The query path: scope filter builds a WHERE clause, three partial HNSW indexes are scanned in parallel, results are merged and ranked by vector distance. Agent B's private memories are never touched.
What I'd change
If I were rebuilding this from scratch, I'd add a fourth tier: team scope, sitting between shared and global. In a hierarchical multi-agent system (think: Engineering department and Research department under a VP agent), some memories should be visible within a department but not across departments. The current three-tier model doesn't handle this cleanly — you either make it shared (visible to everyone in the org) or private (visible only to the creating agent).
I'd also invest earlier in a memory effectiveness tracker. Right now, scope decisions are made at write time and never revisited. But some private memories turn out to be useful to other agents, and some shared memories are just noise.
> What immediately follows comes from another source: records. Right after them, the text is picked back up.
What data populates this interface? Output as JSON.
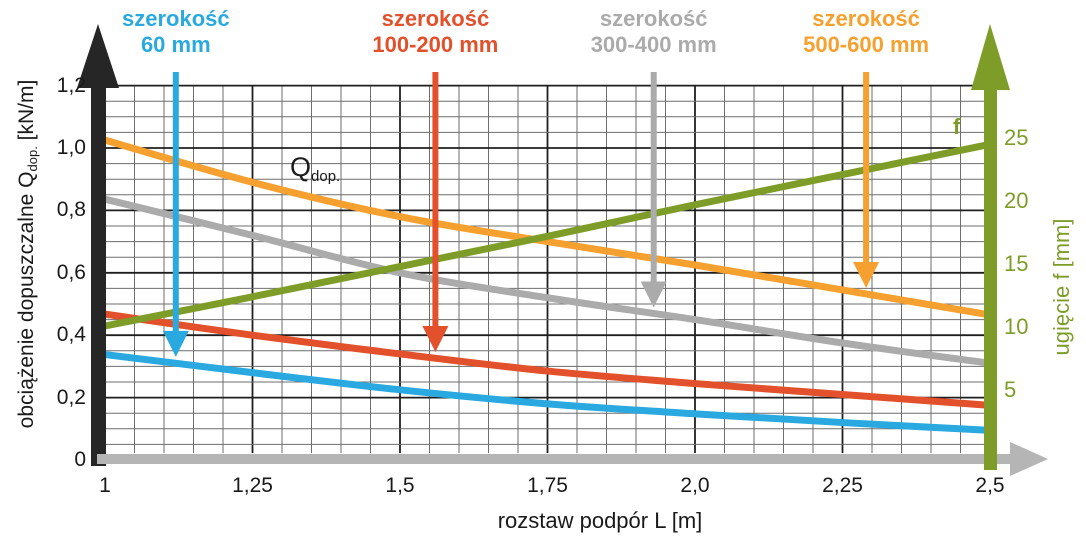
{
  "chart_data": {
    "type": "line",
    "title": "",
    "xlabel": "rozstaw podpór L [m]",
    "ylabel_left": {
      "prefix": "obciążenie dopuszczalne Q",
      "sub": "dop.",
      "suffix": " [kN/m]"
    },
    "ylabel_right": "ugięcie f [mm]",
    "x": [
      1.0,
      1.25,
      1.5,
      1.75,
      2.0,
      2.25,
      2.5
    ],
    "x_tick_labels": [
      "1",
      "1,25",
      "1,5",
      "1,75",
      "2,0",
      "2,25",
      "2,5"
    ],
    "x_range": [
      1.0,
      2.5
    ],
    "y_left_ticks": [
      0,
      0.2,
      0.4,
      0.6,
      0.8,
      1.0,
      1.2
    ],
    "y_left_tick_labels": [
      "0",
      "0,2",
      "0,4",
      "0,6",
      "0,8",
      "1,0",
      "1,2"
    ],
    "y_left_range": [
      0,
      1.2
    ],
    "y_right_ticks": [
      5,
      10,
      15,
      20,
      25
    ],
    "y_right_tick_labels": [
      "5",
      "10",
      "15",
      "20",
      "25"
    ],
    "y_right_range": [
      0,
      25
    ],
    "grid": "minor 0.05 steps, major every 0.25 m / 0.2 kN/m",
    "legend_position": "labels above plot with arrows to curves",
    "series": [
      {
        "id": "60mm",
        "label": "szerokość",
        "width_label": "60 mm",
        "axis": "left",
        "color": "#29A9E0",
        "values": [
          0.34,
          0.28,
          0.225,
          0.18,
          0.148,
          0.12,
          0.095
        ]
      },
      {
        "id": "100-200mm",
        "label": "szerokość",
        "width_label": "100-200 mm",
        "axis": "left",
        "color": "#E2512B",
        "values": [
          0.47,
          0.4,
          0.34,
          0.285,
          0.245,
          0.21,
          0.175
        ]
      },
      {
        "id": "300-400mm",
        "label": "szerokość",
        "width_label": "300-400 mm",
        "axis": "left",
        "color": "#ABABAB",
        "values": [
          0.84,
          0.72,
          0.6,
          0.52,
          0.45,
          0.375,
          0.31
        ]
      },
      {
        "id": "500-600mm",
        "label": "szerokość",
        "width_label": "500-600 mm",
        "axis": "left",
        "color": "#F5A02F",
        "values": [
          1.03,
          0.89,
          0.78,
          0.7,
          0.625,
          0.545,
          0.465
        ]
      },
      {
        "id": "deflection-f",
        "label": "f",
        "width_label": "",
        "axis": "right",
        "color": "#7E9D28",
        "values": [
          10.0,
          12.4,
          14.8,
          17.2,
          19.7,
          22.1,
          24.5
        ]
      }
    ],
    "annotations": {
      "qdop_curve_label": {
        "main": "Q",
        "sub": "dop."
      },
      "f_curve_label": "f",
      "arrows": [
        {
          "series_index": 0,
          "L": 1.12
        },
        {
          "series_index": 1,
          "L": 1.56
        },
        {
          "series_index": 2,
          "L": 1.93
        },
        {
          "series_index": 3,
          "L": 2.29
        }
      ]
    }
  },
  "colors": {
    "left_axis": "#262626",
    "bottom_axis": "#B5B5B5",
    "right_axis": "#7E9D28",
    "grid_minor": "#6E6E6E",
    "grid_major": "#1F1F1F",
    "text": "#1A1A1A",
    "olive_text": "#7E9D28"
  }
}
A voting or feedback mechanism — where agents can flag memories as helpful or unhelpful — would let the system auto-promote useful private memories to shared, and demote noisy shared memories.
The takeaway
Scope-aware memory access control is not optional for production multi-agent systems. Without it, agents either drown in irrelevant context or can't access the information they need. The three-tier model (private / shared / global) is a good starting point, but the real engineering is in the defaults, the query performance, and the feedback loops that let the system improve over time.
If you're building multi-agent memory, start here. And if you want to use this directly, Aegis Memory is open source.